Around 30,000 people had to evacuate their homes, with many requiring rescue boats to escape the floods while others were forced to seek shelter elsewhere until the waters receded.
5Requests for Aid and Volunteers Has Been Made as the Recovery Process Begins
After declaring the event a major disaster, President Obama allowed for access to federal funding for some of the worst affected areas such as East Baton Rouge and Livingstone, and Louisiana governor John Bel Edwards has praised the federal government for its quick response and aid.
Thousands remain in shelters and many others cannot gain access to similar accommodation, with those seeking aid being told the Federal Emergency Management Agency (FEMA) would aid with the payment of hotel costs. A disaster food stamp program is also being established. According to FEMA, over 90,000 have registered for disaster assistance, and more than $3.7 million has been approved.

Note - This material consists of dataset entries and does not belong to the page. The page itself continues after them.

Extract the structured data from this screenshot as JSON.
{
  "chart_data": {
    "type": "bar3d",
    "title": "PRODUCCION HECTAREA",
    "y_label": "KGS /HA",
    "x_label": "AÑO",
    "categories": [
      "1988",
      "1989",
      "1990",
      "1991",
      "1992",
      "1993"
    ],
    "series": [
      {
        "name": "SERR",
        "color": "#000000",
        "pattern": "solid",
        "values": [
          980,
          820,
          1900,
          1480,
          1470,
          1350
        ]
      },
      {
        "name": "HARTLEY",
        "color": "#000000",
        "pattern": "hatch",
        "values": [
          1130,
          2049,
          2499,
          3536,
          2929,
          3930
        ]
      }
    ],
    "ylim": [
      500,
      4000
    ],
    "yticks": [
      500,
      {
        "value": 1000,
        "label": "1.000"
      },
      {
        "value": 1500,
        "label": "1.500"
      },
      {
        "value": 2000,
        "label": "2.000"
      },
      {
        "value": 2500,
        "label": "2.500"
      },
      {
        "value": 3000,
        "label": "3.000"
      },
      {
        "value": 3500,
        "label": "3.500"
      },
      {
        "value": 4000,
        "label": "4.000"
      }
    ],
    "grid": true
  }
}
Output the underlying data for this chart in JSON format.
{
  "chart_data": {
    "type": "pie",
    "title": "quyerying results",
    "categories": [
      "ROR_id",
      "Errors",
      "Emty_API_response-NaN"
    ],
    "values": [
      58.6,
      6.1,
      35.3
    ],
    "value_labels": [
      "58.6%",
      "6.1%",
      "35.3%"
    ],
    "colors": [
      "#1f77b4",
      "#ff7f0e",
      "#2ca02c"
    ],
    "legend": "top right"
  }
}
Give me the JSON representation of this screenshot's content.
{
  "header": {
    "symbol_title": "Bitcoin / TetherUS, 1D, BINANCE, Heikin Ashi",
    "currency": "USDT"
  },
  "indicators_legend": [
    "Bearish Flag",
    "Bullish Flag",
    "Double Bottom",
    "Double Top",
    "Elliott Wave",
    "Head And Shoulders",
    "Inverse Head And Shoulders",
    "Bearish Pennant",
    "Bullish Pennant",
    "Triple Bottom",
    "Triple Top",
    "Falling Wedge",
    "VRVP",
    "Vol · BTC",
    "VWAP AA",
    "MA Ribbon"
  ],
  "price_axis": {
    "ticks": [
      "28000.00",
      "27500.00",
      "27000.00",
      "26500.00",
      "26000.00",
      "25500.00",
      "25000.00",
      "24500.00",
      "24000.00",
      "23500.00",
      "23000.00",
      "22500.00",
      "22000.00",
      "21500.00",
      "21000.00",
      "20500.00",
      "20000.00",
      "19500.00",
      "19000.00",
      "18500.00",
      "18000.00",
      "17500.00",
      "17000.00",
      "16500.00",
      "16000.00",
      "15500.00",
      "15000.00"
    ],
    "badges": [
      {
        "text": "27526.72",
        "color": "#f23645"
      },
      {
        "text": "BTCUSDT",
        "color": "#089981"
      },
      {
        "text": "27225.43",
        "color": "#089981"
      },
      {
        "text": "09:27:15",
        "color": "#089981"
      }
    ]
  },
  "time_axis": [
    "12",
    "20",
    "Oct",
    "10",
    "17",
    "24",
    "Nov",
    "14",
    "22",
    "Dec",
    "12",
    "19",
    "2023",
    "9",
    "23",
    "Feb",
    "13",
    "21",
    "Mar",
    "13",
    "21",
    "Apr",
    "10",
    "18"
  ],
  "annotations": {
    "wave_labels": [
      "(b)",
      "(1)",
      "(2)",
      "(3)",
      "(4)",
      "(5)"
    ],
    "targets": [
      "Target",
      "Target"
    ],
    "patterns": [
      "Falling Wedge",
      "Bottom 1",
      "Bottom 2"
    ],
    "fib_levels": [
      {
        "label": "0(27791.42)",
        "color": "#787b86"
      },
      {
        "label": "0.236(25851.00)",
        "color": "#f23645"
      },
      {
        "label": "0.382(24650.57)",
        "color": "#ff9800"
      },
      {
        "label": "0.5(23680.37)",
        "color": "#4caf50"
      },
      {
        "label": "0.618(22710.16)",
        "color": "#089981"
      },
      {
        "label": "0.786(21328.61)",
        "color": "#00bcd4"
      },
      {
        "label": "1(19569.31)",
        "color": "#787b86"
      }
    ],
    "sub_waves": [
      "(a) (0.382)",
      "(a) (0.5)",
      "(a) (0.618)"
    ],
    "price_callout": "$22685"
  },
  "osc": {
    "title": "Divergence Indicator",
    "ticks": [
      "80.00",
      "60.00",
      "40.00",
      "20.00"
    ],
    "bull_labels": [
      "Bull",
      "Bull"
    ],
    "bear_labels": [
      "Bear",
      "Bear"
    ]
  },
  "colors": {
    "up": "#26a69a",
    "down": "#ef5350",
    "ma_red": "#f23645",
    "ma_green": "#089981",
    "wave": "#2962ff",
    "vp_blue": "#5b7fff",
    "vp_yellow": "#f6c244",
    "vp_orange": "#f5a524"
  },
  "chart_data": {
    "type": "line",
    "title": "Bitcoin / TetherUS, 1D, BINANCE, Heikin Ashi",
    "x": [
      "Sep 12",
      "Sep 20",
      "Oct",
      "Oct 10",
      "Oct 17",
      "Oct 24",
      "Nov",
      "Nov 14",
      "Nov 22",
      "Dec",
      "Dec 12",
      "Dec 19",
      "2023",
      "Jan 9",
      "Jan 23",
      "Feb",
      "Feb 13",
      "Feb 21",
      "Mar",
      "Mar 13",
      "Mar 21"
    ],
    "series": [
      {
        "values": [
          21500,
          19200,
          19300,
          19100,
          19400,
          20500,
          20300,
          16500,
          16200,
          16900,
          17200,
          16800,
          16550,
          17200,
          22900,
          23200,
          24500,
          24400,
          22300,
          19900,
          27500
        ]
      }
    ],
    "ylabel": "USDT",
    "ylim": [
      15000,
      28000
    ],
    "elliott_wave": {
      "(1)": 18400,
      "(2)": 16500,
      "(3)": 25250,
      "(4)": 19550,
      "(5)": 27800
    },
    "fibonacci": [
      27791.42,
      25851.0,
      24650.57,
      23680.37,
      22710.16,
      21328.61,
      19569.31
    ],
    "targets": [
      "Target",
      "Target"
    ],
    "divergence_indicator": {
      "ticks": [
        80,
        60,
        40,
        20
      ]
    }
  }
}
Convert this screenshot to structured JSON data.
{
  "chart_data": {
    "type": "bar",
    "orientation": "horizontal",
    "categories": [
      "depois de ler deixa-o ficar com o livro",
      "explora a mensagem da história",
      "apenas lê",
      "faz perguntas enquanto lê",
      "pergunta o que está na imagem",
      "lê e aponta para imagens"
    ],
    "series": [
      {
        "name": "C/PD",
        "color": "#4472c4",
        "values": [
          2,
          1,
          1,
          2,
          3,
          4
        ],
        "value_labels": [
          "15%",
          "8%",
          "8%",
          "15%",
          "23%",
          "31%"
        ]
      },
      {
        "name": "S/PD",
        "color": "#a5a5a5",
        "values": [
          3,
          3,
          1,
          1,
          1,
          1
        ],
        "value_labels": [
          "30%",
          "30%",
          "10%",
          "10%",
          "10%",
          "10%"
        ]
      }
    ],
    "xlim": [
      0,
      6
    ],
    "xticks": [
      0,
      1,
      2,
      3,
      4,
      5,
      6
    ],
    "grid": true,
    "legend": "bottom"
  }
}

Governor Edwards has requested further aid and volunteers to help with the recovery of the floods, saying:
“we really need help”
With such extensive damage to so many homes and businesses, Edwards admitted that many areas are still in dire need of aid, pleading for volunteers to help and for donations to be made.
“Typically by this point in a storm, I think Red Cross would be receiving a lot more donations; I think there would be more volunteers signing up,” Edwards said. “It would be very helpful for people to donate to the Red Cross, to the Baton Rouge area foundation, and also to come in and volunteer to help people get back into their homes as quickly as possible.”